The multiples of 8 = 8, 16, 24, 32, 40, 48, 56, 64, 72, 80, . . .
Thus, first three common multiples of 6 and 8 = 24, 48 and 72 Answer
(b) 12 and 18
Solution
The multiples of 12 = 12, 24, 36, 48, 60, 72, 84, 96, 108, 120, 132, . . .
The multiples of 18 = 18, 36, 54, 72, 90, 108, 126, . . .

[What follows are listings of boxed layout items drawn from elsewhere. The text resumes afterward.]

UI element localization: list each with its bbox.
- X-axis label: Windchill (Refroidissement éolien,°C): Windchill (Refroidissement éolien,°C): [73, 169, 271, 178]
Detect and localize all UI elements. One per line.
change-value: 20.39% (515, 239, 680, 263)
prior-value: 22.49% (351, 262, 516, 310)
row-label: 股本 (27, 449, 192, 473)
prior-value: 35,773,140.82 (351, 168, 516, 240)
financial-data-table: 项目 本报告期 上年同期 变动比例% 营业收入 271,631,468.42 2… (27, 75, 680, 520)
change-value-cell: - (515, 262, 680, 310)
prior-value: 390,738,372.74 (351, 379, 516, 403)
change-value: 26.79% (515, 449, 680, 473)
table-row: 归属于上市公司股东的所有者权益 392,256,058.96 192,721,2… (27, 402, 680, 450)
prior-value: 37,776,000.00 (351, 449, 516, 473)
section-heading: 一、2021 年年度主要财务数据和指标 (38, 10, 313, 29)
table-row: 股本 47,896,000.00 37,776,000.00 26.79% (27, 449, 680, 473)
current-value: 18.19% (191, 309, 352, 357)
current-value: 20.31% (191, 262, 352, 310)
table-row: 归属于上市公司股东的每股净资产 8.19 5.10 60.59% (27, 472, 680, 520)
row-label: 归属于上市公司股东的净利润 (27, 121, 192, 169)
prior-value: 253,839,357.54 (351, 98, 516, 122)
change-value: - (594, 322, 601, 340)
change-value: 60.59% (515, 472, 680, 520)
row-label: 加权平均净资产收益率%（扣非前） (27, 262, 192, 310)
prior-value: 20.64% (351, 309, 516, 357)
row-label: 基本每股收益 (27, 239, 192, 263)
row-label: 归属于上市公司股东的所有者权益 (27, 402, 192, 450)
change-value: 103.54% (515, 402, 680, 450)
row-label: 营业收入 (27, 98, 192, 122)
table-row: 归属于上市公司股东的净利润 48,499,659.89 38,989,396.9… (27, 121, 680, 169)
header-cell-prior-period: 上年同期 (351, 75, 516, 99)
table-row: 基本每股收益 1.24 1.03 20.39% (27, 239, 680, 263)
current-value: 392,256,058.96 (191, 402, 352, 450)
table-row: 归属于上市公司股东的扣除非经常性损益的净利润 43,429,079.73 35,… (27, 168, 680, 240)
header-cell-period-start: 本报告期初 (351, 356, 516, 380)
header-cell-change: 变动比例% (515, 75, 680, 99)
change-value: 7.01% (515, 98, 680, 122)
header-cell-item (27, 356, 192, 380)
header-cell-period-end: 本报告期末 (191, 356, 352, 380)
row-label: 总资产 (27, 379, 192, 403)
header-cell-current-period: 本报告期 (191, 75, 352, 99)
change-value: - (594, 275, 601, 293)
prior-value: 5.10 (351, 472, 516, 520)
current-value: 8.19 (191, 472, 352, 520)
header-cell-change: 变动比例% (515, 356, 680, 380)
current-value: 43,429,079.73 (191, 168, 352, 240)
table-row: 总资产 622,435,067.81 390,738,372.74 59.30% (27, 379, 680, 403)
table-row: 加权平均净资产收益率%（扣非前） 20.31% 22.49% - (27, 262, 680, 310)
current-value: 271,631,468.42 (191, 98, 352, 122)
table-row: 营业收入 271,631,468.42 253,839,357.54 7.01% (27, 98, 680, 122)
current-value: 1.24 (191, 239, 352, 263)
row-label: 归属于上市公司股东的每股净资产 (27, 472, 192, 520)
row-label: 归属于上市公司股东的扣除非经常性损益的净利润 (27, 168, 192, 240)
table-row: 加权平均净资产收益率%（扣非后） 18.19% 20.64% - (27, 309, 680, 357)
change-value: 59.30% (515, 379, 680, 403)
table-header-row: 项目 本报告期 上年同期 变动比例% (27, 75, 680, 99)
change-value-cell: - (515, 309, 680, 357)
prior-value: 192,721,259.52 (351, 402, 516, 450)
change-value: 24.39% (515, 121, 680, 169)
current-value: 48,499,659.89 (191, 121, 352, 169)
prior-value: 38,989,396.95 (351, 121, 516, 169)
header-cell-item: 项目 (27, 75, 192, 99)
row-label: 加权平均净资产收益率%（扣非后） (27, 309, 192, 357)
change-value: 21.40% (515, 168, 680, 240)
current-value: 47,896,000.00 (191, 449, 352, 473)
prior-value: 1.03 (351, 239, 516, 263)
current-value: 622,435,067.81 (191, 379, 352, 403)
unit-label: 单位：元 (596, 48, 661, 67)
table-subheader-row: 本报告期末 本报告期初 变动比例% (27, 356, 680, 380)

Thus the first three common multiples of 12 and 18 = 36, 72, and 108 Answer
Question (4) Write all the numbers less than 100 which are common multiples of 3 and 4
Solution
The multiples of 3 which are less than 100
= 3, 6, 9, 12, 15, 18, 21, 24, 27, 30, 33, 36, 39, 42, 45, 48, 51, 54, 57, 60, 63, 66, 69, 72, 75, 78, 81, 84, 87, 90, 93, and 96
The multiples of 4 which are less than 100
= 4, 8, 12, 16, 20, 24, 28, 32, 36, 40, 44, 48, 52, 56, 60, 64, 68, 72, 76, 80, 84, 88, 92, and 96
Thus, all the numbers less than 100 and common multiples of 3 and 4
= 12, 24, 36, 48, 60, 72, 84, and 96 Answer
Question (5) Which of the following numbers are co-prime
(a) 18 and 35
Answer: 18 and 35 are co-prime
Solution
The factors of 18 = 1, 2, 3, 6, 9, and 18
The factors of 35 = 1, 5, 7, and 35
The common factors of 18 and 35 = 1
Since the common factors of 18 and 35 = 1, thus 18 and 35 are co-prime
(b) 15 and 37
Answer: 15 and 37 are co-prime
Explanation
The factors of 15 = 1, 3, 5, and 15
The factors of 37 = 1, and 37 (37 is a prime number)
The common factors of 15 and 37 = 1
Since the common factors of 15 and 37 = 1, thus 15 and 37 are co-prime
(c) 30 and 415
Answer: 30 and 415 are not co-prime
Explanation
The factors of 30 = 1, 2, 3, 5, 6, 15, and 30
The factors of 415 = 1, 5, 83, and 415
The common factors of 415 = 1 and 5
Since 30 and 415 has two common factors 1 and 5, thus 30 and 415 are not co-prime
(d) 17 and 68
Answer 17 and 68 are not co-prime
Explanation
The factors of 17 = 1 and 17 (17 is a prime number)
The factors of 68 = 1, 4, 17, and 68
The common factors of 17 and 68 = 1 and 17
Since 17 and 68 has two common factors 1 and 17, thus 17 and 68 are not co-prime
(e) 216 and 215
Answer: 216 and 215 are co-prime
Explanation
The factors of 216 = 1, 2, 3, 4, 6, 8, 9, 12, 18, 24, 27, 36, 54, 72, 108, and 216
The factors of 215 = 1, 5, 43, and 215
The common factors of 216 and 215 = 1
Since, 216 and 215 has common factors = 1, thus 216 and 215 are co-prime
(f) 81 and 16
Answer 81 and 16 are co-prime
Explanation
The factors of 81 = 1, 3, 9, 27, and 81
The factors of 16 = 1, 2, 4, 8, and 16
Thus the common factors of 81 and 16 = 1
Since there is no common factor other than 1 between 81 and 16, thus 81 and 16 are co-prime
Question (6) A number is divisible by both 5 and 12. By which other number will that number be always divisible?
Answer Number which is divisible by 5 and 12 both will be always divisible by the factors of 5 and 12.
Explanation
The factors of 5 = 1 and 5 (5 is a prime number)
The factors of 12 = 1, 2, 3, 4, 6, and 12
Since, there is no common factor other than 1 between 5 and 12, thus 5 and 12 are co-prime.
Thus, smallest number which is divisible by both 5 and 12 = 5 × 12 = 60
Now, since 12 is one of the multiple of 60, thus 60 is divisible by 1, 2, 3, 4, and 6 other than 5 and 12
Question (7) A number is divisible by 12. By what other numbers will that number be divisible?
Answer Number which is divisible by 12 will be divisible by all factors of 12 also.
The factors of 12 = 1, 2, 3, 4, 6, and 12
Thus, the number which is divisible by 12 will be divisible by 1, 2, 3, 4, and 6 also.